Caso Marielle: Ministério Público Federal apura excesso de munições em lotes da PF
'Temos que ter controle dessas balas, para saber quem as desvia das polícias', diz procurador, referindo-se ao fato de até hoje não ter sido descoberto quem subtraiu projéteis que mataram vereadora
O Ministério Público Federal (MPF) instaurou inquérito civil público para apurar se há alguma irregularidade nos procedimentos de distribuição de lotes de munições destinadas aos órgãos de segurança.
O assunto veio à tona depois dos assassinatos da vereadora Marielle Franco (PSOL) e do motorista Anderson Gomes, em 14 de março de 2018, quando a Polícia Civil tentou rastrear os projéteis usados no crime.
Durante as investigações, descobriu-se que a Companhia Brasileira de Cartuchos (CBC) produziu cerca de 1, 8 milhão de balas calibre 9 mm do lote UZZ 18, sendo 200 mil só para a Polícia Federal do Rio. As demais foram para as superintendências da PF em outros estados.
Segundo o procurador da República Eduardo Benones, coordenador do Núcleo de Controle Externo da Atividade Policial do MPF, que o padrão de munições para cada lote é de 10 mil cartuchos, estabelecido pelo Exército — responsável pelo controle de munição no país —, de acordo com uma portaria publicada em 2004, vigente até os dias atuais.

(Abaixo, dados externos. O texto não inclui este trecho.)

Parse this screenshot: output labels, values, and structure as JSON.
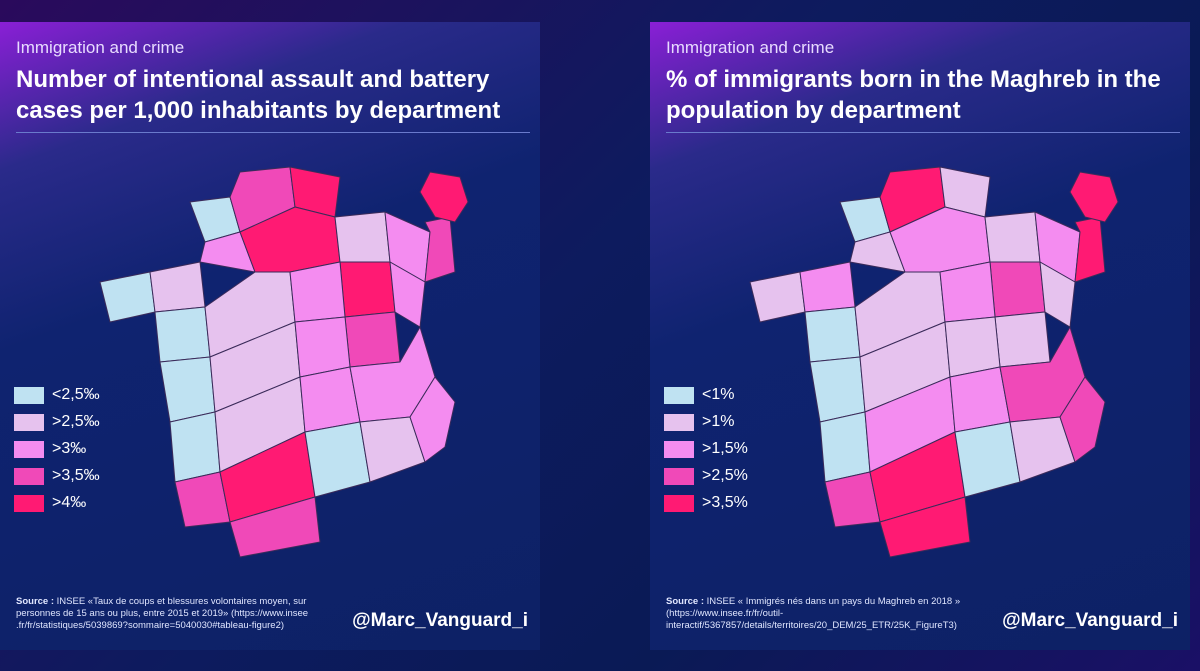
{
  "colors": {
    "c1": "#bfe2f2",
    "c2": "#e6c2ee",
    "c3": "#f48cf0",
    "c4": "#f049b8",
    "c5": "#ff1a73"
  },
  "left": {
    "subtitle": "Immigration and crime",
    "title": "Number of intentional assault and battery cases per 1,000 inhabitants by department",
    "legend": [
      {
        "label": "<2,5‰",
        "color": "#bfe2f2"
      },
      {
        "label": ">2,5‰",
        "color": "#e6c2ee"
      },
      {
        "label": ">3‰",
        "color": "#f48cf0"
      },
      {
        "label": ">3,5‰",
        "color": "#f049b8"
      },
      {
        "label": ">4‰",
        "color": "#ff1a73"
      }
    ],
    "source_label": "Source :",
    "source_text": "INSEE «Taux de coups et blessures volontaires moyen, sur personnes de 15 ans ou plus, entre 2015 et 2019» (https://www.insee .fr/fr/statistiques/5039869?sommaire=5040030#tableau-figure2)",
    "handle": "@Marc_Vanguard_i"
  },
  "right": {
    "subtitle": "Immigration and crime",
    "title": "% of immigrants born in the Maghreb in the population by department",
    "legend": [
      {
        "label": "<1%",
        "color": "#bfe2f2"
      },
      {
        "label": ">1%",
        "color": "#e6c2ee"
      },
      {
        "label": ">1,5%",
        "color": "#f48cf0"
      },
      {
        "label": ">2,5%",
        "color": "#f049b8"
      },
      {
        "label": ">3,5%",
        "color": "#ff1a73"
      }
    ],
    "source_label": "Source :",
    "source_text": "INSEE « Immigrés nés dans un pays du Maghreb en 2018 » (https://www.insee.fr/fr/outil-interactif/5367857/details/territoires/20_DEM/25_ETR/25K_FigureT3)",
    "handle": "@Marc_Vanguard_i"
  },
  "regions": {
    "left": [
      "c1",
      "c1",
      "c2",
      "c3",
      "c4",
      "c5",
      "c5",
      "c2",
      "c3",
      "c4",
      "c5",
      "c3",
      "c1",
      "c2",
      "c3",
      "c4",
      "c1",
      "c2",
      "c3",
      "c1",
      "c2",
      "c3",
      "c3",
      "c4",
      "c5",
      "c1",
      "c2",
      "c3",
      "c4",
      "c5"
    ],
    "right": [
      "c1",
      "c2",
      "c3",
      "c2",
      "c5",
      "c2",
      "c3",
      "c2",
      "c3",
      "c5",
      "c4",
      "c2",
      "c1",
      "c2",
      "c3",
      "c2",
      "c1",
      "c2",
      "c2",
      "c1",
      "c3",
      "c3",
      "c4",
      "c4",
      "c5",
      "c1",
      "c2",
      "c4",
      "c5",
      "c5"
    ]
  }
}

Por conta disso, o MPF já está convocando a CBC e Exército para darem explicações de como são feitos o controle e o rastreamento desses cartuchos.
— Temos que ter controle dessas balas, para saber quem as desvia das polícias. Cada cartucho desviado pode implicar na morte de alguém — disse Benones. — Quero que as próprias entidades como a CBC e o Exército expliquem como se dá esse controle.Tivemos que arquivar o inquérito do desvio de munição da UZZ 18, do mesmo lote usado para o assassinato da Marielle e do Anderson, porque ficou impossível rastrear de um universo de 1,8 milhão de balas da PF, qual o setor onde houve o desvio. Apesar do esforço do delegado federal, não conseguimos chegar ao autor do extravio, mas isso nos indicou a existência de problemas graves no mecanismo de controle. Devemos essa resposta à sociedade — afirmou o procurador, ressaltando a importância da instauração do inquérito civil para a cobrança de responsabilidades e melhorar o sistema.

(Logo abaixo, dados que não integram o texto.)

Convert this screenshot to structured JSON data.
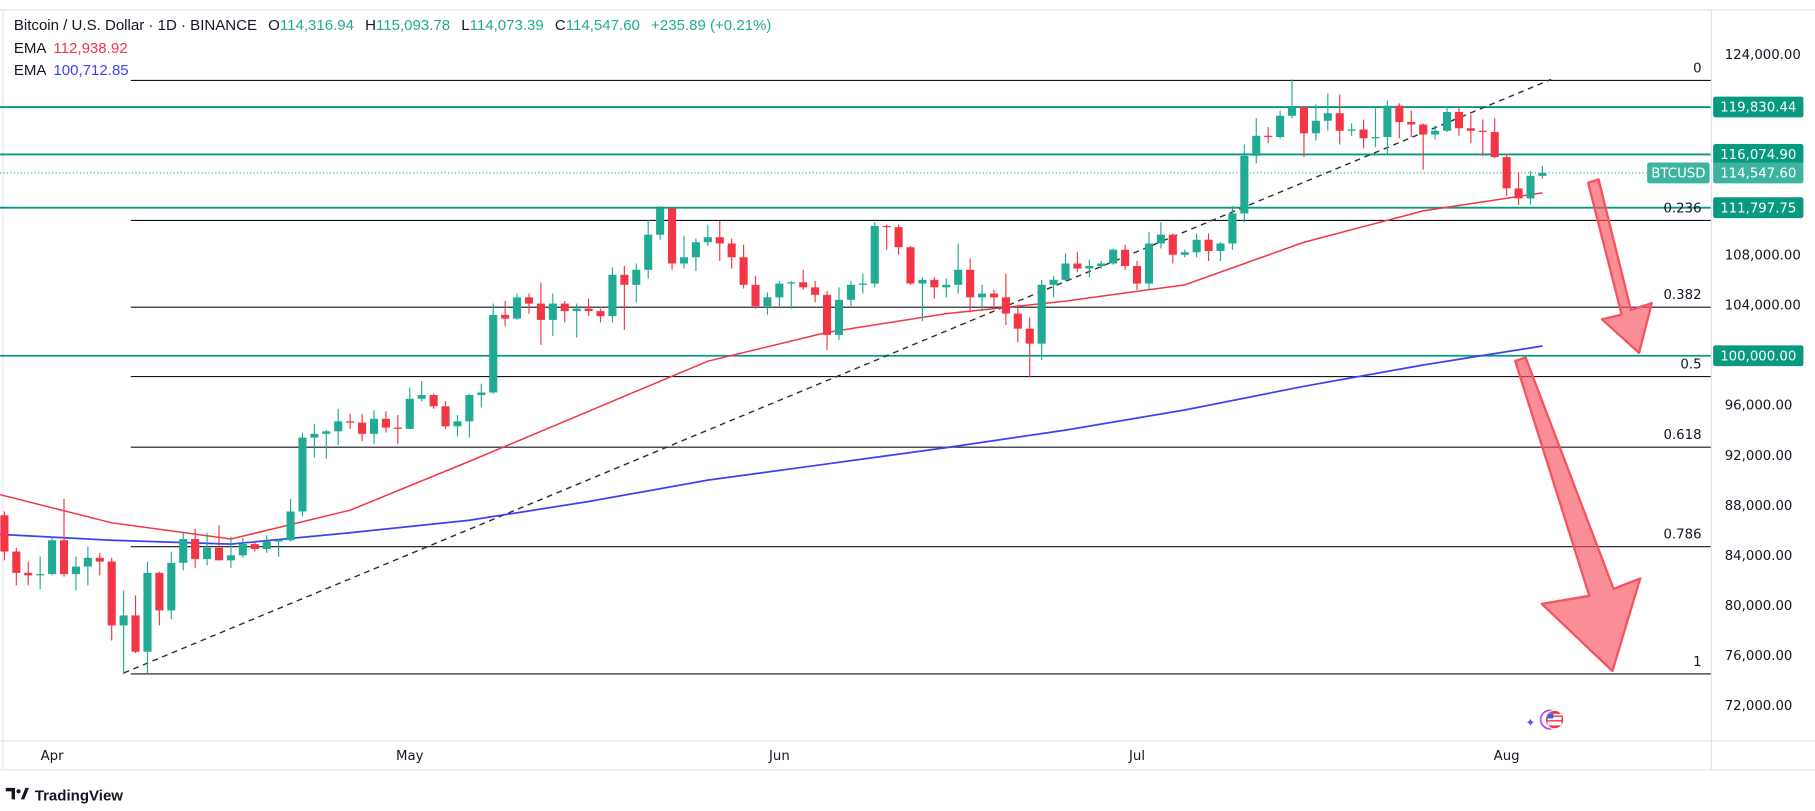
{
  "header": {
    "symbol": "Bitcoin / U.S. Dollar · 1D · BINANCE",
    "o_label": "O",
    "o": "114,316.94",
    "h_label": "H",
    "h": "115,093.78",
    "l_label": "L",
    "l": "114,073.39",
    "c_label": "C",
    "c": "114,547.60",
    "change": "+235.89 (+0.21%)",
    "ema1_label": "EMA",
    "ema1": "112,938.92",
    "ema2_label": "EMA",
    "ema2": "100,712.85"
  },
  "branding": "TradingView",
  "colors": {
    "up": "#22ab94",
    "down": "#f23645",
    "ema_fast": "#f23645",
    "ema_slow": "#3f3ff5",
    "level": "#089981",
    "arrow": "#f7525f"
  },
  "chart_data": {
    "type": "candlestick",
    "ylim": [
      70000,
      126000
    ],
    "y_tick_labels": [
      "124,000.00",
      "108,000.00",
      "104,000.00",
      "96,000.00",
      "92,000.00",
      "88,000.00",
      "84,000.00",
      "80,000.00",
      "76,000.00",
      "72,000.00"
    ],
    "y_ticks": [
      124000,
      108000,
      104000,
      96000,
      92000,
      88000,
      84000,
      80000,
      76000,
      72000
    ],
    "x_tick_labels": [
      "Apr",
      "May",
      "Jun",
      "Jul",
      "Aug"
    ],
    "grid": false,
    "candles_ohlc": [
      [
        86900,
        87800,
        86300,
        87200
      ],
      [
        87200,
        87500,
        83600,
        84300
      ],
      [
        84300,
        84600,
        81600,
        82600
      ],
      [
        82600,
        83500,
        81600,
        82400
      ],
      [
        82400,
        83900,
        81300,
        82500
      ],
      [
        82500,
        85500,
        82400,
        85200
      ],
      [
        85200,
        88500,
        82300,
        82500
      ],
      [
        82500,
        83900,
        81200,
        83100
      ],
      [
        83100,
        84700,
        81600,
        83800
      ],
      [
        83800,
        84200,
        82400,
        83500
      ],
      [
        83500,
        83800,
        77200,
        78400
      ],
      [
        78400,
        81200,
        74500,
        79200
      ],
      [
        79200,
        80800,
        76200,
        76300
      ],
      [
        76300,
        83500,
        74600,
        82600
      ],
      [
        82600,
        82700,
        78400,
        79600
      ],
      [
        79600,
        84300,
        78900,
        83400
      ],
      [
        83400,
        85900,
        82800,
        85300
      ],
      [
        85300,
        86100,
        83000,
        83700
      ],
      [
        83700,
        85800,
        83200,
        84600
      ],
      [
        84600,
        86400,
        83600,
        83600
      ],
      [
        83600,
        85500,
        83000,
        84000
      ],
      [
        84000,
        85400,
        83800,
        84900
      ],
      [
        84900,
        85100,
        84300,
        84500
      ],
      [
        84500,
        85600,
        84200,
        85100
      ],
      [
        85100,
        85300,
        83900,
        85200
      ],
      [
        85200,
        88500,
        85100,
        87500
      ],
      [
        87500,
        93800,
        87100,
        93400
      ],
      [
        93400,
        94500,
        91800,
        93700
      ],
      [
        93700,
        94000,
        91700,
        93900
      ],
      [
        93900,
        95700,
        92800,
        94700
      ],
      [
        94700,
        95300,
        94100,
        94600
      ],
      [
        94600,
        95300,
        93100,
        93700
      ],
      [
        93700,
        95600,
        92900,
        94900
      ],
      [
        94900,
        95500,
        93800,
        94200
      ],
      [
        94200,
        95200,
        92900,
        94100
      ],
      [
        94100,
        97400,
        94100,
        96500
      ],
      [
        96500,
        97900,
        96300,
        96800
      ],
      [
        96800,
        96900,
        95700,
        95900
      ],
      [
        95900,
        96300,
        94100,
        94300
      ],
      [
        94300,
        95200,
        93500,
        94700
      ],
      [
        94700,
        96900,
        93400,
        96800
      ],
      [
        96800,
        97700,
        95800,
        97000
      ],
      [
        97000,
        104100,
        96900,
        103200
      ],
      [
        103200,
        104300,
        102300,
        102900
      ],
      [
        102900,
        104900,
        102800,
        104600
      ],
      [
        104600,
        104900,
        103300,
        104100
      ],
      [
        104100,
        105800,
        100800,
        102800
      ],
      [
        102800,
        104900,
        101500,
        104100
      ],
      [
        104100,
        104300,
        102600,
        103500
      ],
      [
        103500,
        104100,
        101400,
        103700
      ],
      [
        103700,
        104500,
        103100,
        103500
      ],
      [
        103500,
        103700,
        102600,
        103100
      ],
      [
        103100,
        107000,
        102600,
        106400
      ],
      [
        106400,
        107100,
        102000,
        105600
      ],
      [
        105600,
        107300,
        104200,
        106800
      ],
      [
        106800,
        110800,
        106100,
        109600
      ],
      [
        109600,
        111900,
        109200,
        111700
      ],
      [
        111700,
        111800,
        106800,
        107300
      ],
      [
        107300,
        109500,
        106900,
        107800
      ],
      [
        107800,
        109300,
        106700,
        109000
      ],
      [
        109000,
        110400,
        108700,
        109400
      ],
      [
        109400,
        110700,
        107500,
        108900
      ],
      [
        108900,
        109300,
        106900,
        107800
      ],
      [
        107800,
        108800,
        105300,
        105600
      ],
      [
        105600,
        106300,
        103700,
        103900
      ],
      [
        103900,
        105000,
        103200,
        104600
      ],
      [
        104600,
        105900,
        103900,
        105700
      ],
      [
        105700,
        105900,
        103700,
        105800
      ],
      [
        105800,
        106800,
        105200,
        105400
      ],
      [
        105400,
        105900,
        104200,
        104800
      ],
      [
        104800,
        105100,
        100400,
        101600
      ],
      [
        101600,
        105400,
        101200,
        104400
      ],
      [
        104400,
        105900,
        103900,
        105600
      ],
      [
        105600,
        106500,
        104900,
        105700
      ],
      [
        105700,
        110600,
        105400,
        110300
      ],
      [
        110300,
        110400,
        108400,
        110200
      ],
      [
        110200,
        110400,
        108000,
        108600
      ],
      [
        108600,
        108700,
        105600,
        105700
      ],
      [
        105700,
        106200,
        102700,
        106000
      ],
      [
        106000,
        106200,
        104500,
        105400
      ],
      [
        105400,
        106100,
        104600,
        105600
      ],
      [
        105600,
        108900,
        104900,
        106800
      ],
      [
        106800,
        107700,
        103400,
        104600
      ],
      [
        104600,
        105600,
        103500,
        104900
      ],
      [
        104900,
        105200,
        103900,
        104600
      ],
      [
        104600,
        106500,
        102400,
        103300
      ],
      [
        103300,
        104000,
        101000,
        102100
      ],
      [
        102100,
        103000,
        98200,
        100900
      ],
      [
        100900,
        106000,
        99600,
        105600
      ],
      [
        105600,
        106300,
        104600,
        106000
      ],
      [
        106000,
        108100,
        105900,
        107300
      ],
      [
        107300,
        108200,
        106600,
        106900
      ],
      [
        106900,
        107600,
        106200,
        107100
      ],
      [
        107100,
        107500,
        106900,
        107300
      ],
      [
        107300,
        108500,
        107200,
        108400
      ],
      [
        108400,
        108800,
        106800,
        107100
      ],
      [
        107100,
        107500,
        105200,
        105700
      ],
      [
        105700,
        109800,
        105200,
        108900
      ],
      [
        108900,
        110600,
        108500,
        109600
      ],
      [
        109600,
        109700,
        107300,
        108000
      ],
      [
        108000,
        108400,
        107800,
        108200
      ],
      [
        108200,
        109700,
        107800,
        109200
      ],
      [
        109200,
        109700,
        107500,
        108300
      ],
      [
        108300,
        109000,
        107500,
        108900
      ],
      [
        108900,
        111900,
        108400,
        111300
      ],
      [
        111300,
        116800,
        110600,
        115900
      ],
      [
        115900,
        118900,
        115300,
        117500
      ],
      [
        117500,
        118200,
        116900,
        117400
      ],
      [
        117400,
        119500,
        117300,
        119100
      ],
      [
        119100,
        122000,
        118900,
        119800
      ],
      [
        119800,
        119900,
        115800,
        117700
      ],
      [
        117700,
        120000,
        117100,
        118700
      ],
      [
        118700,
        120900,
        117900,
        119300
      ],
      [
        119300,
        120800,
        116800,
        117900
      ],
      [
        117900,
        118500,
        117500,
        118000
      ],
      [
        118000,
        118800,
        116500,
        117300
      ],
      [
        117300,
        119700,
        116600,
        117400
      ],
      [
        117400,
        120300,
        116100,
        119900
      ],
      [
        119900,
        120100,
        117300,
        118600
      ],
      [
        118600,
        119500,
        117400,
        118400
      ],
      [
        118400,
        118500,
        114800,
        117600
      ],
      [
        117600,
        118300,
        117200,
        117900
      ],
      [
        117900,
        119900,
        117800,
        119400
      ],
      [
        119400,
        119900,
        117500,
        118100
      ],
      [
        118100,
        119200,
        116900,
        117900
      ],
      [
        117900,
        118800,
        115900,
        117800
      ],
      [
        117800,
        118900,
        115700,
        115800
      ],
      [
        115800,
        116100,
        112700,
        113300
      ],
      [
        113300,
        114600,
        112000,
        112500
      ],
      [
        112500,
        114700,
        112000,
        114300
      ],
      [
        114300,
        115093.78,
        114073.39,
        114547.6
      ]
    ],
    "ema_fast_every_10_candles": [
      89000,
      86600,
      85300,
      87600,
      91500,
      95500,
      99500,
      101800,
      103300,
      104300,
      105600,
      109000,
      111500,
      112938.92
    ],
    "ema_slow_every_10_candles": [
      85700,
      85200,
      84900,
      85800,
      86800,
      88300,
      90000,
      91300,
      92600,
      94000,
      95600,
      97500,
      99200,
      100712.85
    ],
    "fibonacci": {
      "high": 122000,
      "low": 74600,
      "levels": [
        {
          "ratio": 0,
          "label": "0"
        },
        {
          "ratio": 0.236,
          "label": "0.236"
        },
        {
          "ratio": 0.382,
          "label": "0.382"
        },
        {
          "ratio": 0.5,
          "label": "0.5"
        },
        {
          "ratio": 0.618,
          "label": "0.618"
        },
        {
          "ratio": 0.786,
          "label": "0.786"
        },
        {
          "ratio": 1,
          "label": "1"
        }
      ]
    },
    "horizontal_levels": [
      {
        "value": 119830.44,
        "label": "119,830.44"
      },
      {
        "value": 116074.9,
        "label": "116,074.90"
      },
      {
        "value": 111797.75,
        "label": "111,797.75"
      },
      {
        "value": 100000.0,
        "label": "100,000.00"
      }
    ],
    "last_price": {
      "value": 114547.6,
      "label": "114,547.60",
      "symbol": "BTCUSD"
    },
    "trendline": {
      "from": 74600,
      "to": 122000
    }
  }
}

Da remessa da UZZ 18, de 2006, saíram os projéteis que mataram Marielle e Anderson, além de outras vítimas no Rio, em áreas de milícia e do tráfico. Também há registros de crimes ocorridos em outros estados onde munições do mesmo lote foram usadas. Para o procurador da República, o número absurdo de balas produzidas num único lote proporcionou essa falta de controle.
— Em geral, as forças de segurança sempre pedem acima de 10 mil cartuchos. Então, nada mais coerente que, seguindo a diretriz, haja uma inscrição diferente do lote a cada 10 mil. Outro fato nos chama a atenção: Por que só as forças de segurança têm o número do lote marcado em seus estojos? Tem que marcar tudo quanto é bala, de todos que venham adquirir, inclusive dos colecionadores, atiradores e caçadores (Cacs). Sem distinção! Se a gente quer lidar com armas e munições,é preciso controlar tudo — opinou Benones.
Para o procurador do Núcleo de Controle Externo da Atividade Policial, "muitas das munições fabricadas pela indústria e de venda restrita ao Poder Público estariam em poder dos criminosos por problemas estruturais de Administração Pública, ocorridos posteriormente à entrega definitiva das munições pela CBC".